Après avoir réduit fortement le budget de l’Agence Bio et licencié sa directrice, diminué l’indépendance de l’ANSES, supprimé l’Institut national de la consommation qui édite le journal « 60 millions de consommateurs » et tenté de déstabiliser l’Office Français de la Biodiversité en remettant en cause certaines nominations jugées trop « militantes », c’est au tour de l’agence de la transition écologique (ADEME) d’être soumise à un « choc de simplification ».

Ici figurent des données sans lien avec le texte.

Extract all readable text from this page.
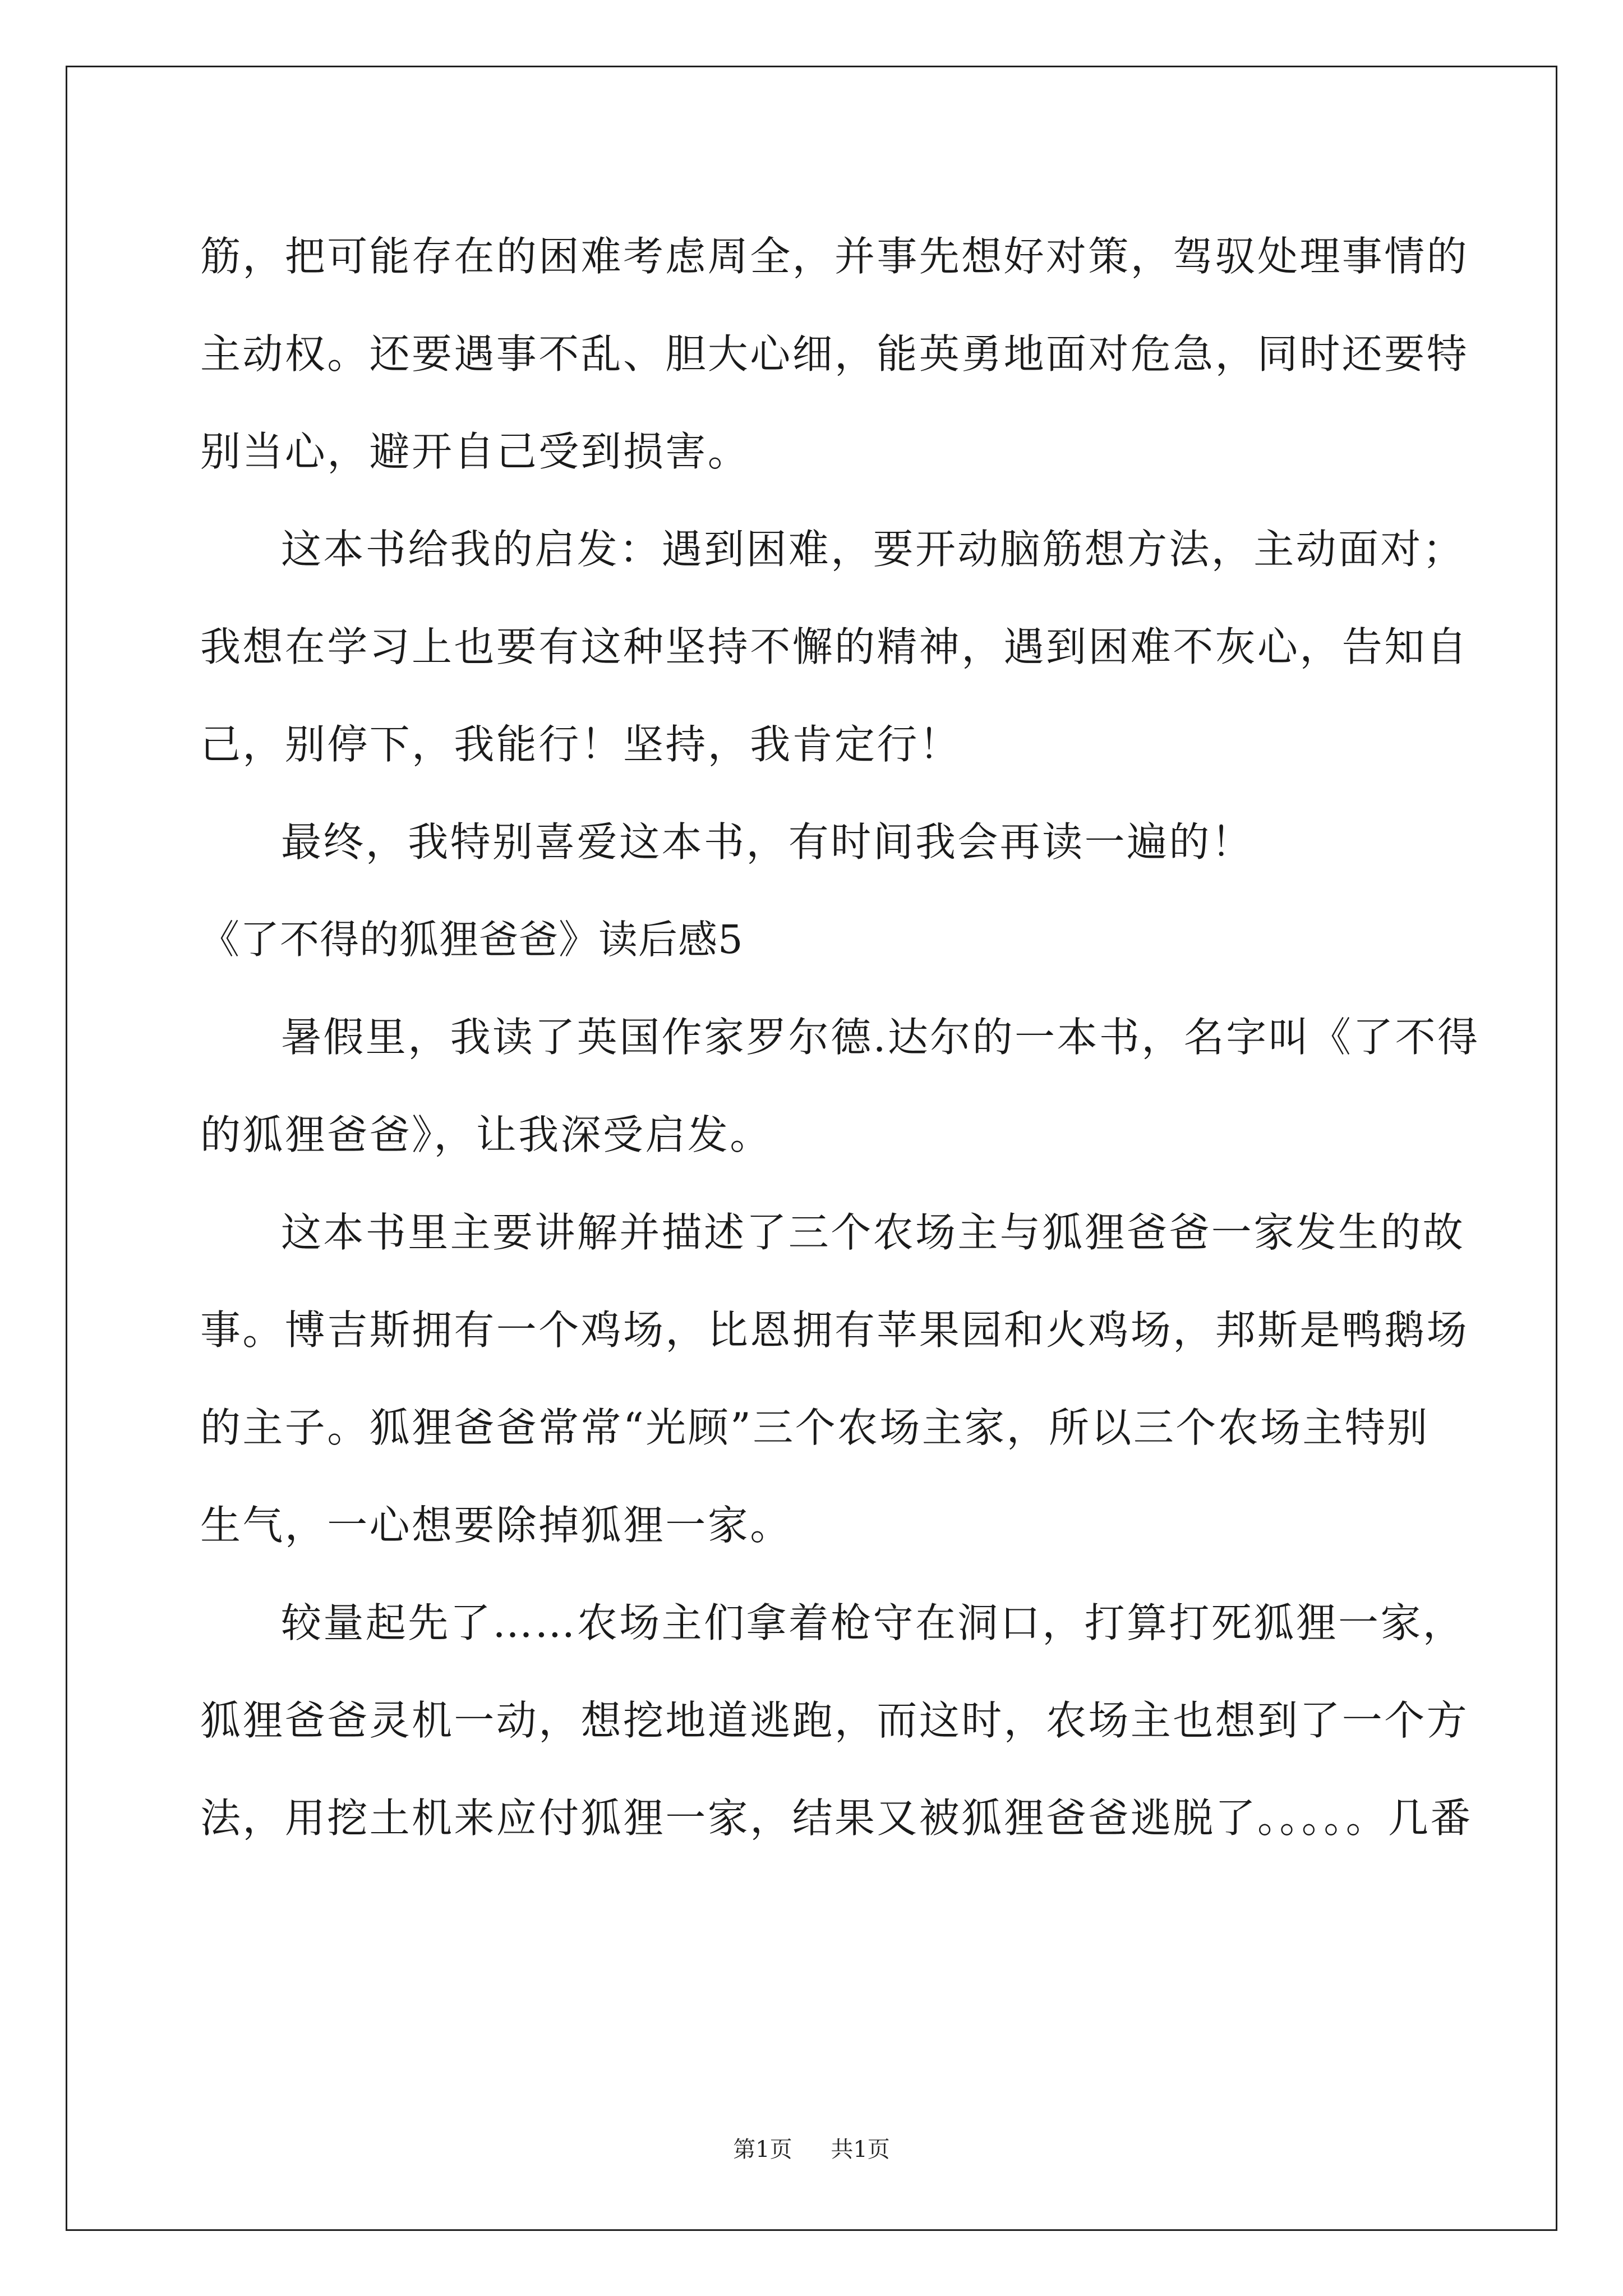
筋，把可能存在的困难考虑周全，并事先想好对策，驾驭处理事情的
主动权。还要遇事不乱、胆大心细，能英勇地面对危急，同时还要特
别当心，避开自己受到损害。
这本书给我的启发：遇到困难，要开动脑筋想方法，主动面对；
我想在学习上也要有这种坚持不懈的精神，遇到困难不灰心，告知自
己，别停下，我能行！坚持，我肯定行！
最终，我特别喜爱这本书，有时间我会再读一遍的！
《了不得的狐狸爸爸》读后感5
暑假里，我读了英国作家罗尔德.达尔的一本书，名字叫《了不得
的狐狸爸爸》，让我深受启发。
这本书里主要讲解并描述了三个农场主与狐狸爸爸一家发生的故
事。博吉斯拥有一个鸡场，比恩拥有苹果园和火鸡场，邦斯是鸭鹅场
的主子。狐狸爸爸常常“光顾”三个农场主家，所以三个农场主特别
生气，一心想要除掉狐狸一家。
较量起先了……农场主们拿着枪守在洞口，打算打死狐狸一家，
狐狸爸爸灵机一动，想挖地道逃跑，而这时，农场主也想到了一个方
法，用挖土机来应付狐狸一家，结果又被狐狸爸爸逃脱了。。。。。几番
第1页 共1页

Via un projet de loi supposé stimuler l’État local, le gouvernement propose de transférer un tiers des équipes de l’agence sous l’autorité unique du préfet. Sous couvert de mesures d’efficacité, cet établissement public dont la tutelle est actuellement assurée par le ministère de la Transition écologique passera donc dans le giron du ministère de l’Intérieur…
Quoi de plus évident pour conduire une politique écologique que le ministère de l’Intérieur !
L’intersyndicale du pôle ministériel de la transition écologique, réunissant la CGT, la CFDT, FO, l’UNSA, la FSU et le SNCTA, ne s’y trompe pas. La déclaration intersyndicale publiée le 28 avril par les six organisations affirme que l’article 7 de ce projet de loi transforme l’ADEME en « coquille vide institutionnelle, vidée de sa substance opérationnelle ».
Créée après le second choc pétrolier afin de permettre à l’État de conduire une politique de maîtrise de l’énergie, l’ADEME pourrait disparaître au pire moment qui soit : le troisième choc énergétique !
Par pure idéologie, ce gouvernement pense faire disparaître le problème en supprimant les agences écologiques ayant le démérite de poser un diagnostic objectif. « Cachez ce problème que je ne saurais voir… »
Chaque année, l’ADEME accompagne et soutient plus de 8 000 projets dans les territoires et fait ainsi vivre concrètement une politique écologique en soutenant les collectivités et artisans locaux engagés dans une transition écologique indispensable.
Les agences et établissements publics dédiés à la protection de la santé et la défense de la nature sont menacés.
Sans mobilisation citoyenne d’ampleur, ce sont 40 ans de lutte qui sont en passe d’être balayés.